Farmer Producer Organisations (FPOs):
- Farmer producer organisations received legal status in 2002 when they were allowed to register as companies.
- FPO is one of the important initiatives taken by the Department of Agriculture and Cooperation of the Ministry of Agriculture to mainstream the idea of promoting and strengthening member-based institutions of farmers.
How does it work?
- As per the concept, farmers who are the producers of agricultural products can form groups and register themselves under the Indian Companies Act.
- These can be created both at State, cluster, and village levels. It is aimed at engaging the farmer companies to procure agricultural products and sell them.
- Supply of inputs such as seed, fertilizer and machinery, market linkages, training & networking and financial and technical advice are also among the major activities of FPO.
- They contribute capital, manage the company, appoint staff and share the profits.
- They receive assistance from NGOs in the initial years (in some cases for a longer time).
- They train the member farmers on managing the company and also help them reach out to corporate groups/ futures market and sell their produce directly.
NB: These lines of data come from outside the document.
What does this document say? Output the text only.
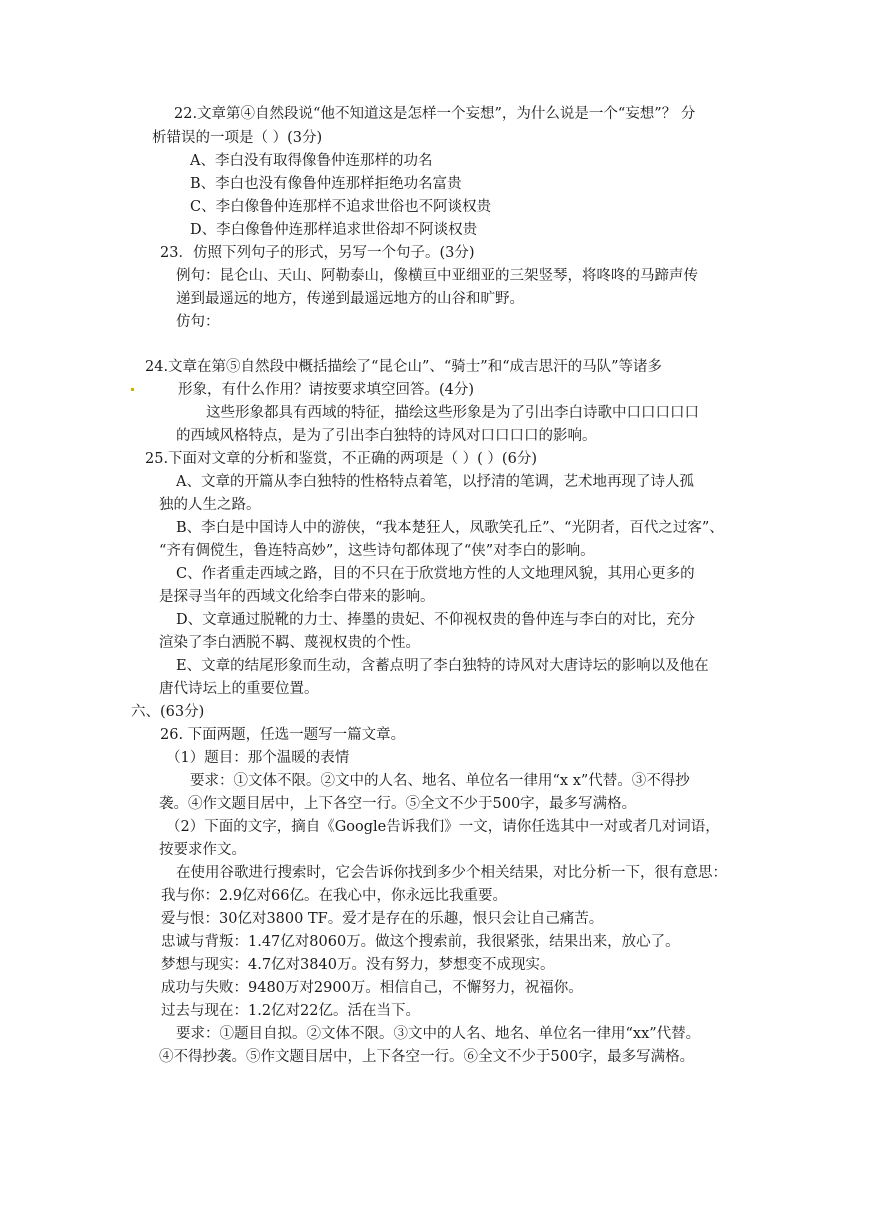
22.文章第④自然段说“他不知道这是怎样一个妄想”，为什么说是一个“妄想”？ 分
析错误的一项是（ ）(3分)
A、李白没有取得像鲁仲连那样的功名
B、李白也没有像鲁仲连那样拒绝功名富贵
C、李白像鲁仲连那样不追求世俗也不阿谈权贵
D、李白像鲁仲连那样追求世俗却不阿谈权贵
23．仿照下列句子的形式，另写一个句子。(3分)
例句：昆仑山、天山、阿勒泰山，像横亘中亚细亚的三架竖琴，将咚咚的马蹄声传
递到最遥远的地方，传递到最遥远地方的山谷和旷野。
仿句：
24.文章在第⑤自然段中概括描绘了“昆仑山”、“骑士”和“成吉思汗的马队”等诸多
形象，有什么作用？请按要求填空回答。(4分)
这些形象都具有西域的特征，描绘这些形象是为了引出李白诗歌中口口口口口
的西域风格特点，是为了引出李白独特的诗风对口口口口的影响。
25.下面对文章的分析和鉴赏，不正确的两项是（ ）( ）(6分)
A、文章的开篇从李白独特的性格特点着笔，以抒清的笔调，艺术地再现了诗人孤
独的人生之路。
B、李白是中国诗人中的游侠，“我本楚狂人，凤歌笑孔丘”、“光阴者，百代之过客”、
“齐有倜傥生，鲁连特高妙”，这些诗句都体现了“侠”对李白的影响。
C、作者重走西域之路，目的不只在于欣赏地方性的人文地理风貌，其用心更多的
是探寻当年的西域文化给李白带来的影响。
D、文章通过脱靴的力士、捧墨的贵妃、不仰视权贵的鲁仲连与李白的对比，充分
渲染了李白洒脱不羁、蔑视权贵的个性。
E、文章的结尾形象而生动，含蓄点明了李白独特的诗风对大唐诗坛的影响以及他在
唐代诗坛上的重要位置。
六、(63分)
26. 下面两题，任选一题写一篇文章。
（1）题目：那个温暖的表情
要求：①文体不限。②文中的人名、地名、单位名一律用“x x”代替。③不得抄
袭。④作文题目居中，上下各空一行。⑤全文不少于500字，最多写满格。
（2）下面的文字，摘自《Google告诉我们》一文，请你任选其中一对或者几对词语，
按要求作文。
在使用谷歌进行搜索时，它会告诉你找到多少个相关结果，对比分析一下，很有意思：
我与你：2.9亿对66亿。在我心中，你永远比我重要。
爱与恨：30亿对3800 TF。爱才是存在的乐趣，恨只会让自己痛苦。
忠诚与背叛：1.47亿对8060万。做这个搜索前，我很紧张，结果出来，放心了。
梦想与现实：4.7亿对3840万。没有努力，梦想变不成现实。
成功与失败：9480万对2900万。相信自己，不懈努力，祝福你。
过去与现在：1.2亿对22亿。活在当下。
要求：①题目自拟。②文体不限。③文中的人名、地名、单位名一律用“xx”代替。
④不得抄袭。⑤作文题目居中，上下各空一行。⑥全文不少于500字，最多写满格。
- By coming together as a company, farmers benefit from lower transaction costs as they aggregate their produce.
- Some of these companies have taken to the futures market to help their members get better prices.
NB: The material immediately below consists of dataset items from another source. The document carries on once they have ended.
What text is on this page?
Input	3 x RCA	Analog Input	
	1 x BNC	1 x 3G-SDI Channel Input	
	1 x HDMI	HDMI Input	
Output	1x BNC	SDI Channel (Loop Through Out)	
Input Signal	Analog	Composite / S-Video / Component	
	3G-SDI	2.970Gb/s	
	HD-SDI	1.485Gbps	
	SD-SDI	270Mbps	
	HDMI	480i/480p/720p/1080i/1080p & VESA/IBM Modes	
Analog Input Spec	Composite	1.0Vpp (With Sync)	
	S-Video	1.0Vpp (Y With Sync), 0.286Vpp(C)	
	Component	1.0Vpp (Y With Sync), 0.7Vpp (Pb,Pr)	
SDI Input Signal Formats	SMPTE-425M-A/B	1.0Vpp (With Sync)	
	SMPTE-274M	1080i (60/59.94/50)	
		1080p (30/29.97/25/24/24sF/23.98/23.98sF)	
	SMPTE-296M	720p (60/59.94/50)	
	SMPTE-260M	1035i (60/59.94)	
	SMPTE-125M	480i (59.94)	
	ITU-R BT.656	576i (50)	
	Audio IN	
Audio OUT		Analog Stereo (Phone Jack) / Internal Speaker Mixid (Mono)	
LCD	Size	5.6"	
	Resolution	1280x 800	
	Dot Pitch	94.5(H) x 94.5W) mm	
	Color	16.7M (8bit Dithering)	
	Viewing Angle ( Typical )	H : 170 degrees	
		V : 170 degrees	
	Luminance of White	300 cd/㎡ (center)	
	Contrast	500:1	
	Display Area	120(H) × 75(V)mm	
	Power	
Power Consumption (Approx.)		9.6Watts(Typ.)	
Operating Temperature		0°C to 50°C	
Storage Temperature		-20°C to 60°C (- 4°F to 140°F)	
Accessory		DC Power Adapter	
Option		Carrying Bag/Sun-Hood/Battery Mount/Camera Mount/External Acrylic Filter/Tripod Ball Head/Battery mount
- Eight farmer producer companies, covering 18,000-plus farmers, trade on the NCDEX, the agriculture commodity derivatives exchange.
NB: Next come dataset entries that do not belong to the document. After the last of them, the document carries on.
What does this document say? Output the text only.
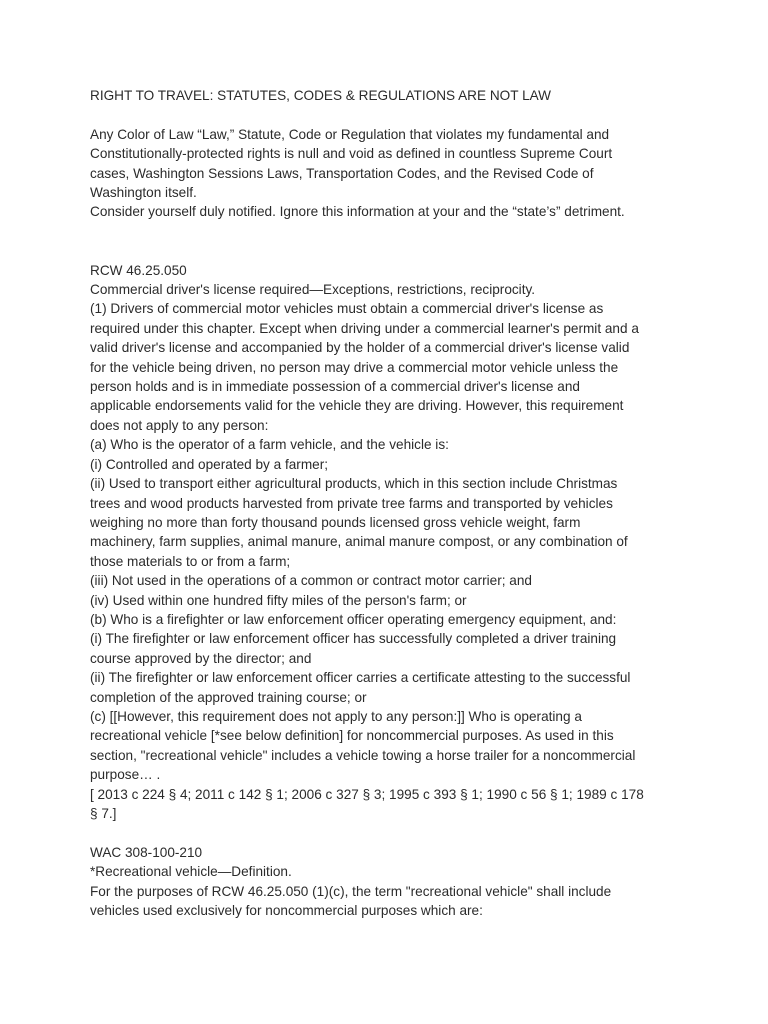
RIGHT TO TRAVEL: STATUTES, CODES & REGULATIONS ARE NOT LAW
Any Color of Law “Law,” Statute, Code or Regulation that violates my fundamental and
Constitutionally-protected rights is null and void as defined in countless Supreme Court
cases, Washington Sessions Laws, Transportation Codes, and the Revised Code of
Washington itself.
Consider yourself duly notified. Ignore this information at your and the “state’s” detriment.
RCW 46.25.050
Commercial driver's license required—Exceptions, restrictions, reciprocity.
(1) Drivers of commercial motor vehicles must obtain a commercial driver's license as
required under this chapter. Except when driving under a commercial learner's permit and a
valid driver's license and accompanied by the holder of a commercial driver's license valid
for the vehicle being driven, no person may drive a commercial motor vehicle unless the
person holds and is in immediate possession of a commercial driver's license and
applicable endorsements valid for the vehicle they are driving. However, this requirement
does not apply to any person:
(a) Who is the operator of a farm vehicle, and the vehicle is:
(i) Controlled and operated by a farmer;
(ii) Used to transport either agricultural products, which in this section include Christmas
trees and wood products harvested from private tree farms and transported by vehicles
weighing no more than forty thousand pounds licensed gross vehicle weight, farm
machinery, farm supplies, animal manure, animal manure compost, or any combination of
those materials to or from a farm;
(iii) Not used in the operations of a common or contract motor carrier; and
(iv) Used within one hundred fifty miles of the person's farm; or
(b) Who is a firefighter or law enforcement officer operating emergency equipment, and:
(i) The firefighter or law enforcement officer has successfully completed a driver training
course approved by the director; and
(ii) The firefighter or law enforcement officer carries a certificate attesting to the successful
completion of the approved training course; or
(c) [[However, this requirement does not apply to any person:]] Who is operating a
recreational vehicle [*see below definition] for noncommercial purposes. As used in this
section, "recreational vehicle" includes a vehicle towing a horse trailer for a noncommercial
purpose… .
[ 2013 c 224 § 4; 2011 c 142 § 1; 2006 c 327 § 3; 1995 c 393 § 1; 1990 c 56 § 1; 1989 c 178
§ 7.]
WAC 308-100-210
*Recreational vehicle—Definition.
For the purposes of RCW 46.25.050 (1)(c), the term "recreational vehicle" shall include
vehicles used exclusively for noncommercial purposes which are:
- JEEVIKA, a World Bank-supported program for poverty alleviation in rural Bihar, started its pilot project in Purnia district in Bihar in 2015 for maize farmers.
- As most of the farmers in this district were small with an average land holding of less than 1.4 acres, they had limited access to mandis.
- The manual grading process followed by the agents saw farmers lose out as price was fixed by the look and feel of the crop.
- Aranyak Agri Producer Company, a federation of producer companies in Bihar, supported by JEEViKA and a non-profit organisation, sells its produce in the futures platform on NCDEX.
- After aggregation of the produce of the members, the company stores it in the exchange-accredited warehouse and sells it either directly to institutional buyers or to traders through the futures platform.
- The company procured about 1,014 tonnes of maize in 2015-16 from about 300 members of the total 1,000 plus members under it.
- A good portion of this was sold through the futures market. Farmers were able to realise 1,060/quintal, compared to Rs. 951 if they followed their usual ways.
- The company uses the profits to source good quality seeds and fertilisers for farmers and give it to them at a lower than the market
Need for working capital:
- Small Farmers’ Agri-Business Consortium (SFAC) or NABARD provide them financial assistance to FPOs.
- But larger the producer group, higher the working capital requirement and these companies are at critical fund situation at most times.
- When they sell their produce through the futures market, they incur a large expense. First, to adhere to the contract specifications, they have to do examine and grade the produce, for which they need to invest in some basic machinery.
- And they need to put the produce in the warehouse and bear the rent for it.
- They have to pay the margin money which may be about 10 per cent of the contract value when the produce has to be sold on the exchange’s platform.
- Also, while these producer companies receive money two or three months later but they have to pay the farmers immediately.